Types of bank accounts for minors
Minor bank accounts are not limited to checking or savings — you have other options.
A traditional checking account typically has a low or no balance requirement, making it easier for minors who don’t have much money. In addition, they will typically get a debit card. A parent or guardian will likely be added to the account.
Savings accounts are great if the primary goal is to watch your money grow. Some savings accounts allow provide an ATM card to allow you to quickly deposit or withdraw funds, but think about whether it’s something you really need. These accounts likely have a low or no minimum balance requirement. Interest rates vary, but even with a small interest rate, your kiddo can still have fun adding money to a safe place and watching it grow. Like other accounts set up for minors, a parent or guardian must be added to the account in most cases.
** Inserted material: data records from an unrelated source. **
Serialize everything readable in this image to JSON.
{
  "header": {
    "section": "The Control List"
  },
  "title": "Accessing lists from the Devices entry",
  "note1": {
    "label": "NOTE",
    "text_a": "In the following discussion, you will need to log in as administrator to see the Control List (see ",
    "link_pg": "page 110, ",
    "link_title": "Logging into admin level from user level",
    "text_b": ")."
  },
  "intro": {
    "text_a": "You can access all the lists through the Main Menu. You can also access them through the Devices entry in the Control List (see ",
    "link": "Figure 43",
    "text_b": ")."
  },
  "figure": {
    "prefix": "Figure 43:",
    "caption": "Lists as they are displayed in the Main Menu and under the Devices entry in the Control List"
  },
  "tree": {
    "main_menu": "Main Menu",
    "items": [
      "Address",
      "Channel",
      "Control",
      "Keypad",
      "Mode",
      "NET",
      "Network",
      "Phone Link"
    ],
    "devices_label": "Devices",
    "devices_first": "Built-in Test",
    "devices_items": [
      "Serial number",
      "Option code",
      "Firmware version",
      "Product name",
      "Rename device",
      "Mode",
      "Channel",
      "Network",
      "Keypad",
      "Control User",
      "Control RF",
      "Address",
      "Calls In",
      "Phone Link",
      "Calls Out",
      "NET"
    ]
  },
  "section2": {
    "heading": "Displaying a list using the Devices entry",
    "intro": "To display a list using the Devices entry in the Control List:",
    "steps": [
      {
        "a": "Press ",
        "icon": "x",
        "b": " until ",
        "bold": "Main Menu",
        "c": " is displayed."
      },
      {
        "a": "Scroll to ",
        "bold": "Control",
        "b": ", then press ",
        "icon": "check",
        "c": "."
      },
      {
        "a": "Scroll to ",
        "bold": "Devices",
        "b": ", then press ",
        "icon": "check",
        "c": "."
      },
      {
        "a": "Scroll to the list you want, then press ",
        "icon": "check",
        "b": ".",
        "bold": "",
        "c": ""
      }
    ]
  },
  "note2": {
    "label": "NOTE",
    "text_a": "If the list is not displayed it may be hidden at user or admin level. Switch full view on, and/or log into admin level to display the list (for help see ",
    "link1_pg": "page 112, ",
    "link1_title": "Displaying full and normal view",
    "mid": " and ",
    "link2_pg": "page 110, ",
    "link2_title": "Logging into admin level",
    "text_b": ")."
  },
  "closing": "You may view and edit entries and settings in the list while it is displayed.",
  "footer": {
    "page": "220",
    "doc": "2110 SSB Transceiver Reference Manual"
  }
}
Joint accounts are different from minor savings and checking accounts. With a joint account, both account owners have equal access. Adding a minor to a joint account means that both the adult and minor can deposit and withdraw money as they choose. You may be eligible for a high-yield checking account if you open a joint account because you likely can carry a larger balance. The adult on the account does not have to be a parent or guardian. A joint account allows the adult to set spending limits and monitor outgoing funds. This could be a good option for an older child with a job that directly deposits their paycheck into the account.
Other types of bank accounts
You may want to consider types of accounts other than checking or savings if your primary goal is to create a future savings plan for your child rather than teach them money management.
For example, you can open a certificate of deposit (CD) that pays a fixed interest rate for a preset amount of time. You can get a CD ranging from a few months to seven years. Once you select the CD terms and choose the amount, the money sits there and grows. While there aren’t many teachable moments with this method, this is a great way to save for your child.
You could also open a money market account for a minor. A money market account is excellent if you want to grow your money with less risk and in a shorter time. Some money markets give you the flexibility of a checking and savings account but tend to have higher minimum balance requirements.
There are many investing account options to help you save for a minor. A 529 college savings plan can help you save for education expenses. You also can open a Roth individual retirement account (IRA). While a Roth IRA is typically used for retirement, it can be a nontraditional way to save for college or beyond but is riskier than a traditional savings account. You could also consider a Uniform Transfer to Minors Account (UTMA) or Uniform Gifts to Minors Account (UGMA). These investment accounts are more involved but allow you to transfer properties, investments, and royalties to a minor. These are also risky but can yield great investment results for a kid’s future.
You are never too young to save
Opening a bank account for a minor might seem silly, but it can be helpful. As long as they have a parent or guardian on the account, anyone under 18 can open an account that best suits their needs. You want to ensure that the minor’s bank account has all the features to help them stay on track while giving an older kid a chance to feel some financial freedom. Make the decision about what type of account works best for everyone because you aren’t limited to just a checking or savings account.
What’s the minimum age to open a bank account?
In most cases, you must be at least 13 years old to have a bank account in your name. If you open a bank account at 13, you will still need a parent or guardian on the account until you are 18.
What documents are required to open a bank account for a minor?
The minor will need a photo ID. It can be a school or state ID or a passport. They will also need their Social Security card. The adult who will be added to the account will also need two forms of ID, including a photo ID.
How much money can be deposited in a minor’s bank account?
The initial deposit can vary between banks, but sometimes the minimum required when opening an account can be as low as $10.